ARIN wants to be the puppeteer who pulls all the strings for the North
American Internet.  It pursues this desire by stealth and misdirection
(e.g. "We strongly encourage all legacy resource holders who have not
yet signed an LRSA to cover their legacy resources to consider doing so
before 31 December 2023 in order to secure the most favorable fees for
their ARIN Services...")  ARIN is also trying to encourage ISPs to
demand RPKI before providing transit to IP address holders, which would
turn its optional RPKI service (that it has tied by contract into ARIN
gaining control over legacy resources) into an effectively mandatory
RPKI service.

ARIN hides its power grab behind "our policies are set by our community"
and "our board is elected by our community" misdirections.  Its voting
community consists almost entirely of those who aren't legacy holders
(by definition: if you accept their contract, your legacy resource
ownership goes away; if you don't, you can't vote).  That community
would love to confiscate some "underused" legacy IP addresses to be
handed out for free to their own "waiting list".  So this is equivalent
to putting foxes in charge of policy for a henhouse.

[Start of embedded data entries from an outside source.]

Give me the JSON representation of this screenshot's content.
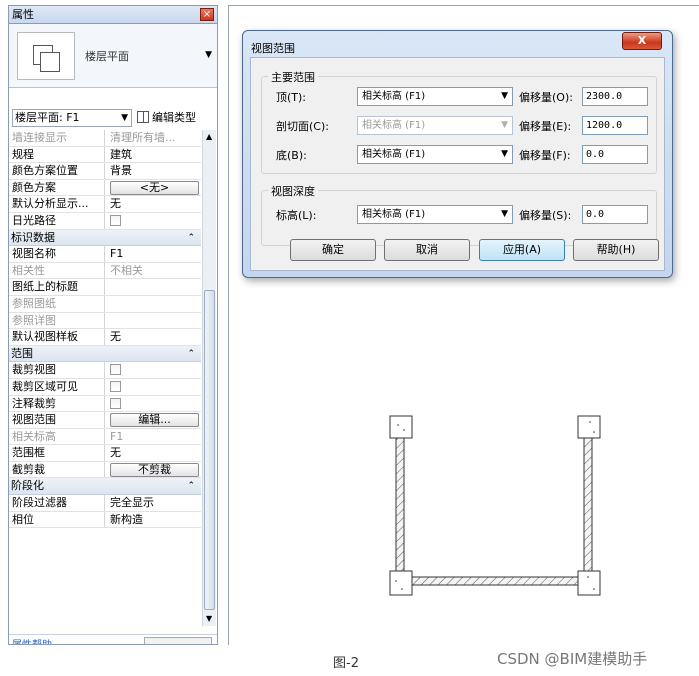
{
  "panel": {
    "title": "属性",
    "close_glyph": "×",
    "type_name": "楼层平面",
    "type_caret": "▼",
    "view_selector": "楼层平面: F1",
    "view_caret": "▼",
    "edit_type": "编辑类型",
    "footer_link": "属性帮助"
  },
  "rows": [
    {
      "k": "墙连接显示",
      "v": "清理所有墙...",
      "grey": true
    },
    {
      "k": "规程",
      "v": "建筑"
    },
    {
      "k": "颜色方案位置",
      "v": "背景"
    },
    {
      "k": "颜色方案",
      "button": "<无>"
    },
    {
      "k": "默认分析显示...",
      "v": "无"
    },
    {
      "k": "日光路径",
      "checkbox": true
    },
    {
      "group": "标识数据"
    },
    {
      "k": "视图名称",
      "v": "F1"
    },
    {
      "k": "相关性",
      "v": "不相关",
      "grey": true
    },
    {
      "k": "图纸上的标题",
      "v": ""
    },
    {
      "k": "参照图纸",
      "v": "",
      "grey": true
    },
    {
      "k": "参照详图",
      "v": "",
      "grey": true
    },
    {
      "k": "默认视图样板",
      "v": "无"
    },
    {
      "group": "范围"
    },
    {
      "k": "裁剪视图",
      "checkbox": true
    },
    {
      "k": "裁剪区域可见",
      "checkbox": true
    },
    {
      "k": "注释裁剪",
      "checkbox": true
    },
    {
      "k": "视图范围",
      "button": "编辑..."
    },
    {
      "k": "相关标高",
      "v": "F1",
      "grey": true
    },
    {
      "k": "范围框",
      "v": "无"
    },
    {
      "k": "截剪裁",
      "button": "不剪裁"
    },
    {
      "group": "阶段化"
    },
    {
      "k": "阶段过滤器",
      "v": "完全显示"
    },
    {
      "k": "相位",
      "v": "新构造"
    }
  ],
  "group_glyph": "⌃",
  "dialog": {
    "title": "视图范围",
    "close_glyph": "X",
    "primary_range_label": "主要范围",
    "top_label": "顶(T):",
    "top_level": "相关标高 (F1)",
    "top_offset_label": "偏移量(O):",
    "top_offset": "2300.0",
    "cut_label": "剖切面(C):",
    "cut_level": "相关标高 (F1)",
    "cut_offset_label": "偏移量(E):",
    "cut_offset": "1200.0",
    "bottom_label": "底(B):",
    "bottom_level": "相关标高 (F1)",
    "bottom_offset_label": "偏移量(F):",
    "bottom_offset": "0.0",
    "view_depth_label": "视图深度",
    "depth_label": "标高(L):",
    "depth_level": "相关标高 (F1)",
    "depth_offset_label": "偏移量(S):",
    "depth_offset": "0.0",
    "ok": "确定",
    "cancel": "取消",
    "apply": "应用(A)",
    "help": "帮助(H)",
    "combo_caret": "▼"
  },
  "caption": "图-2",
  "watermark": "CSDN @BIM建模助手"
}
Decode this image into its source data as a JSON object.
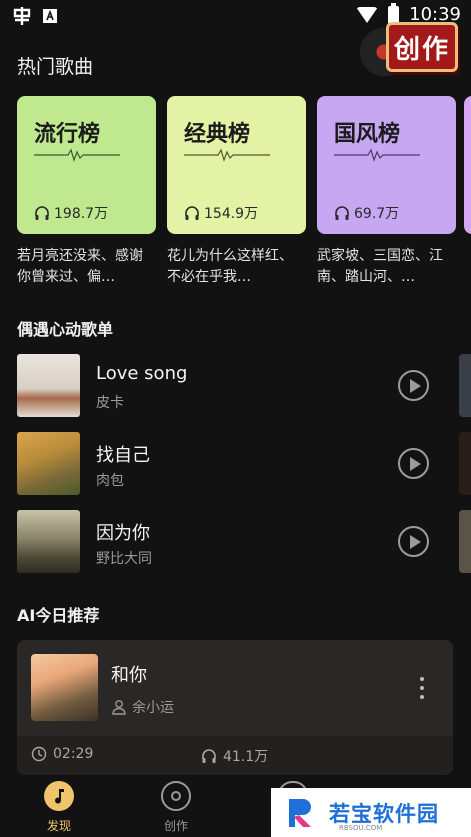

Now that markets exist for IP addresses, all that IP addresses need is a
deed-registry to discourage fraud, like a county real-estate registrar's
office.  IP addresses no longer need a bureacracy for socialistic
determinations about which supplicants "deserve" addresses.  Addresses
now have prices, and if you want some, you buy them.  Deed registries
get to charge fees for transactions, but they don't get to take away
your property, nor tell you that you can't buy any more property because
they disapprove of how you managed your previous properties.  Actual
ownership of real estate is defined by contracts and courts, not by the
registry, which is just a set of pointers to help people figure out the
history and current status of each parcel.  The registry is important,
but it's not definitive.

Deed-registry is apparently not a model that ARIN wants to be operating
in.  They initially tried to refuse to record purchases of address
blocks, because it violated their model of "if you don't use your IP
addresses, you must give them back to us and receive no money for them".
They saw their job as being the power broker who hands out free favors.
But when their supply of free IP addresses dried up, they had no
remaining function other than to record ownership (be a deed registry),
and to run an occasional conference.  It dawned on them that if they
refused to record these transactions, they would not even be a reliable
deed-registry; they would have entirely outlived their usefulness.  So
they reluctantly agreed to do that job, but their policies are still
left over from their power-broker past.  They'd love to go back to it,
if only they could figure out how.  IPv6?  Sure!  RPKI maybe?  Worth a
try!

ARIN prefers to be a power broker rather than a scribe.  Who can blame
them for that?  But don't mistake their strategy for stewardship.
"Doing what the community wants" or "seeking the equitable thing" quacks
like stewardship, so of course they brand themselves that way.  But
in my opinion their power-seeking is self-serving, not community-serving.